The conviction was announced by United States Attorney for the District of Maryland Rod J. Rosenstein; Special Agent in Charge Stephen E. Vogt of the Federal Bureau of Investigation and Special Agent in Charge William Winter of U.S. Immigration and Customs Enforcement’s (ICE) Homeland Security Investigations (HSI).
"This case and trial gave the public a rare view into the lengths Mr. Saboonchi and others like him will go to break the law of this country and aid our foreign adversaries," said Steve Vogt, Special Agent in Charge of the FBI Baltimore Division. “We work every day to keep what may seem like benign technology and ideas created here in America from being used against us. These illegal export cases happen more often than the general public gets to see, and it will impact all of us if these conspirators aren't caught and stopped."

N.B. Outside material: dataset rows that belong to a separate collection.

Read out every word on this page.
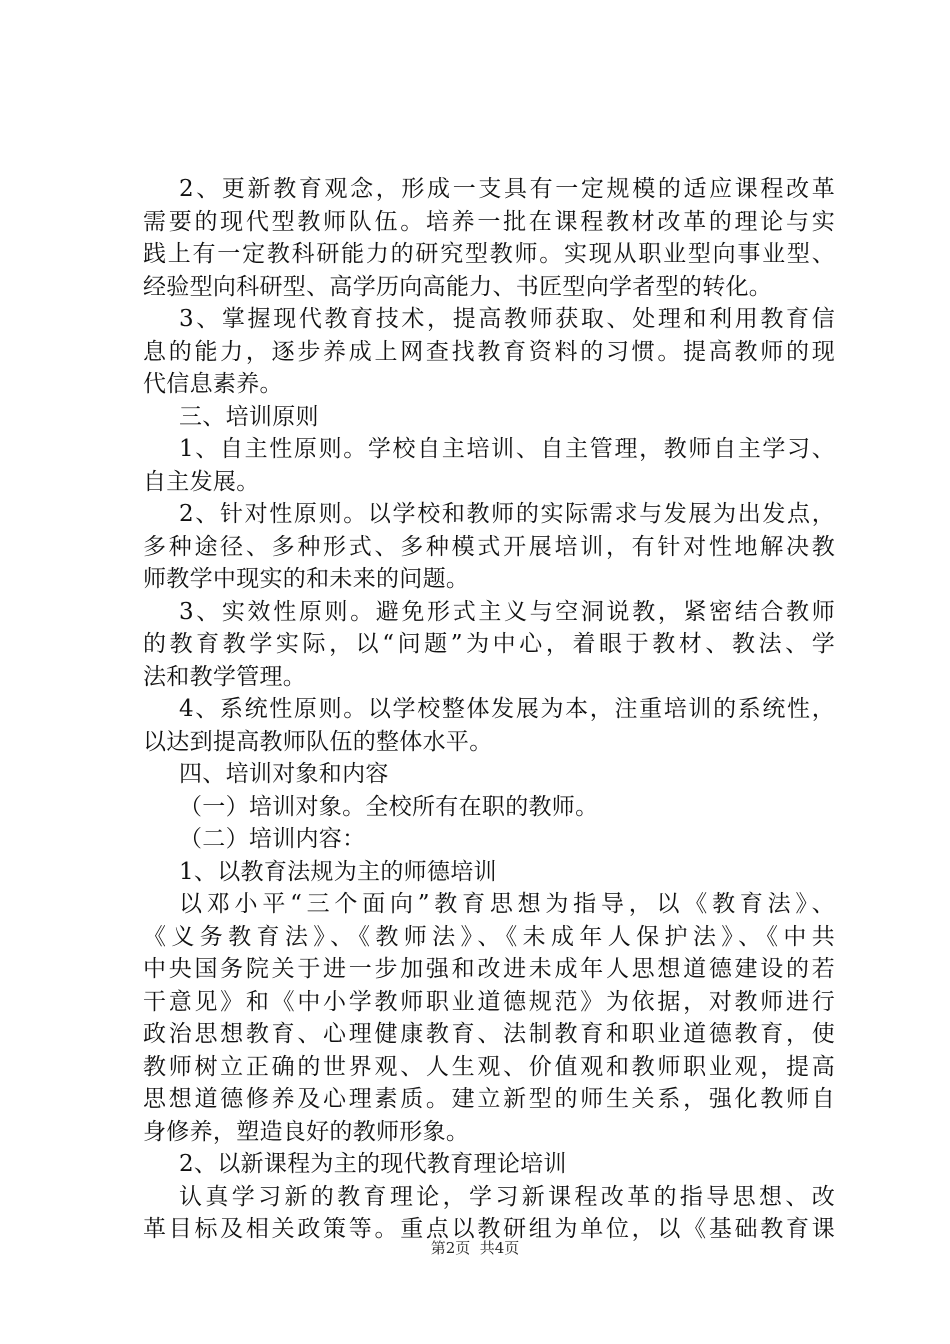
2、更新教育观念，形成一支具有一定规模的适应课程改革
需要的现代型教师队伍。培养一批在课程教材改革的理论与实
践上有一定教科研能力的研究型教师。实现从职业型向事业型、
经验型向科研型、高学历向高能力、书匠型向学者型的转化。
3、掌握现代教育技术，提高教师获取、处理和利用教育信
息的能力，逐步养成上网查找教育资料的习惯。提高教师的现
代信息素养。
三、培训原则
1、自主性原则。学校自主培训、自主管理，教师自主学习、
自主发展。
2、针对性原则。以学校和教师的实际需求与发展为出发点，
多种途径、多种形式、多种模式开展培训，有针对性地解决教
师教学中现实的和未来的问题。
3、实效性原则。避免形式主义与空洞说教，紧密结合教师
的教育教学实际，以“问题”为中心，着眼于教材、教法、学
法和教学管理。
4、系统性原则。以学校整体发展为本，注重培训的系统性，
以达到提高教师队伍的整体水平。
四、培训对象和内容
（一）培训对象。全校所有在职的教师。
（二）培训内容：
1、以教育法规为主的师德培训
以邓小平“三个面向”教育思想为指导，以《教育法》、
《义务教育法》、《教师法》、《未成年人保护法》、《中共
中央国务院关于进一步加强和改进未成年人思想道德建设的若
干意见》和《中小学教师职业道德规范》为依据，对教师进行
政治思想教育、心理健康教育、法制教育和职业道德教育，使
教师树立正确的世界观、人生观、价值观和教师职业观，提高
思想道德修养及心理素质。建立新型的师生关系，强化教师自
身修养，塑造良好的教师形象。
2、以新课程为主的现代教育理论培训
认真学习新的教育理论，学习新课程改革的指导思想、改
革目标及相关政策等。重点以教研组为单位，以《基础教育课
第2页  共4页
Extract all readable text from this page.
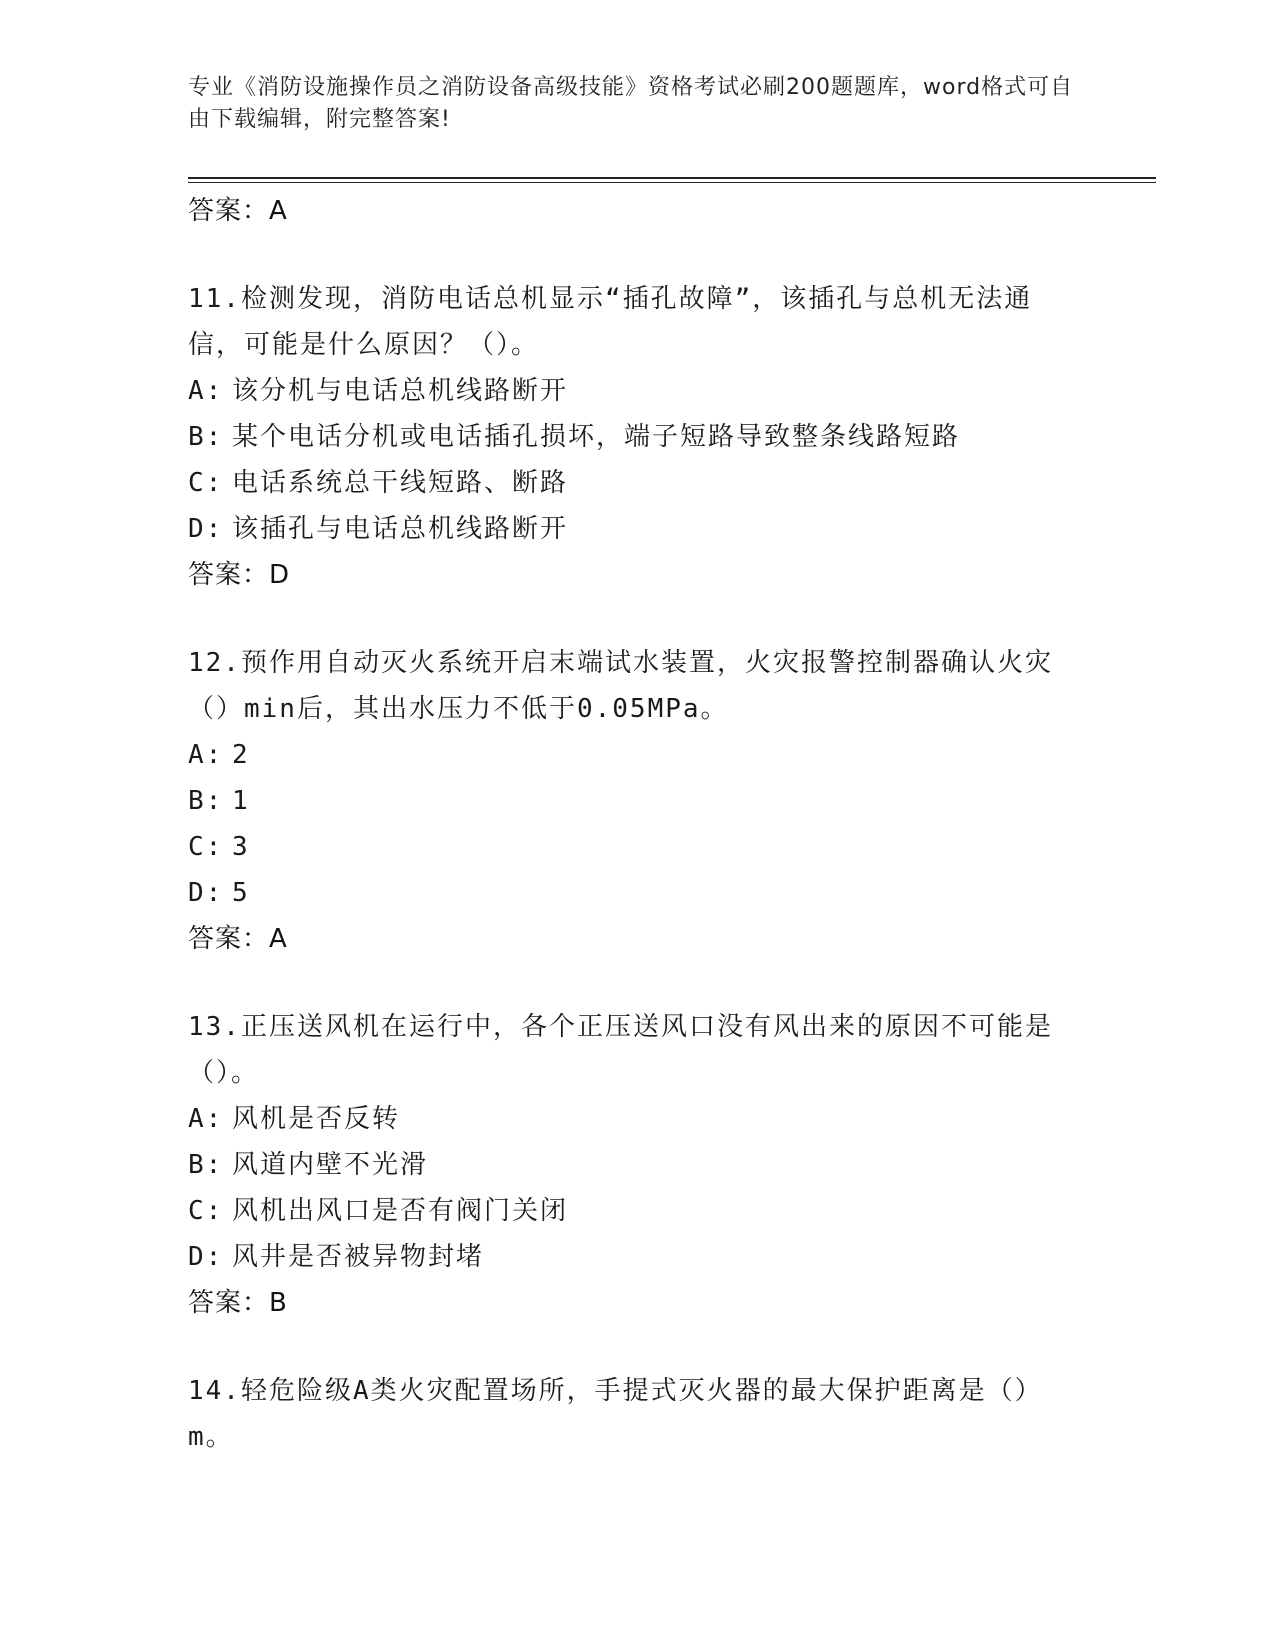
专业《消防设施操作员之消防设备高级技能》资格考试必刷200题题库，word格式可自由下载编辑，附完整答案!
答案：A
11.检测发现，消防电话总机显示“插孔故障”，该插孔与总机无法通信，可能是什么原因？（）。
A: 该分机与电话总机线路断开
B: 某个电话分机或电话插孔损坏，端子短路导致整条线路短路
C: 电话系统总干线短路、断路
D: 该插孔与电话总机线路断开
答案：D
12.预作用自动灭火系统开启末端试水装置，火灾报警控制器确认火灾（）min后，其出水压力不低于0.05MPa。
A: 2
B: 1
C: 3
D: 5
答案：A
13.正压送风机在运行中，各个正压送风口没有风出来的原因不可能是（）。
A: 风机是否反转
B: 风道内壁不光滑
C: 风机出风口是否有阀门关闭
D: 风井是否被异物封堵
答案：B
14.轻危险级A类火灾配置场所，手提式灭火器的最大保护距离是（）m。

The International Emergency Economic Powers Act authorizes the President of the United States to impose economic sanctions on a foreign country when the President declares a national emergency. In 1995, the President issued a series of executive orders declaring that the actions and policies of the government of Iran constituted a national emergency, and imposed economic sanctions against Iran, to include a trade embargo (the Iran Trade Embargo). In order to implement the Iran Trade Embargo, the U.S. Department of the Treasury promulgated regulations that prohibit the export, sale or supply to Iran of any goods or services from the United States without prior authorization.
According to evidence presented during the two week trial, from November 2009 to the present, Saboonchi conspired with others to evade the Iran Trade Embargo by exporting American manufactured industrial goods and services to Iranian businesses. A co-conspirator, located in Iran, had Saboonchi in Maryland create and operate Ace Electric Company to obtain goods to be sent to Iran. The co-conspirator, who operated businesses in Tehran, Iran and the United Arab Emirates (UAE), solicited purchase orders and business from customers in Iran for industrial parts and components manufactured in America, including:
- two cyclone separators, which are used in pipelines to separate impurities such as sand from liquids;
- six thermocouples, which are used to measure temperatures of liquids and gasses in industrial applications in the chemical and petrochemical fields;
- 10 stainless steel filter elements, which are used primarily in the oil and gas industry and can be used in water plants, hydrocarbon plants and nuclear plants;
- four bypass filters;
- three flow meters, which are used primarily in industrial applications to measure the flow of water but could be adjusted to measure other liquids and gasses;
- three actuator springs, which are used to control the flow rate of a liquid;
- numerous industrial parts, including hydraulic valves and connectors; and
- liquid pumps and valves, which have oil, gas, energy, aerospace and defense applications.
Trial evidence showed that Saboonchi obtained price quotes and paid for these items, and took delivery of most of the goods, which he then shipped to co-conspirators in UAE and, in at least one case, China. The co-conspirator would repay Saboonchi for the goods and further arrange for the entities in the UAE and China to send the goods on to him and his customers in Iran. Saboonchi did not obtain authorization to export the products.
Saboonchi faces a maximum sentence of 20 years in prison for the conspiracy and on each of seven counts for illegal export to an embargoed country. U.S. District Judge Paul W. Grimm scheduled sentencing for February 2, 2015, at 1:00 p.m.
Co-defendants Arash Rashti Mohammad, and Mehdi Mohammadi, are citizens and residents of Iran. They were indicted in 2013, along with Saboonchi, on charges arising from the conspiracy, and are currently fugitives.
United States Attorney Rod J. Rosenstein praised the FBI and HSI Baltimore for their work in the investigation. Mr. Rosenstein thanked Assistant United States Attorneys Christine Manuelian and Kristi O’Malley, who are prosecuting the case.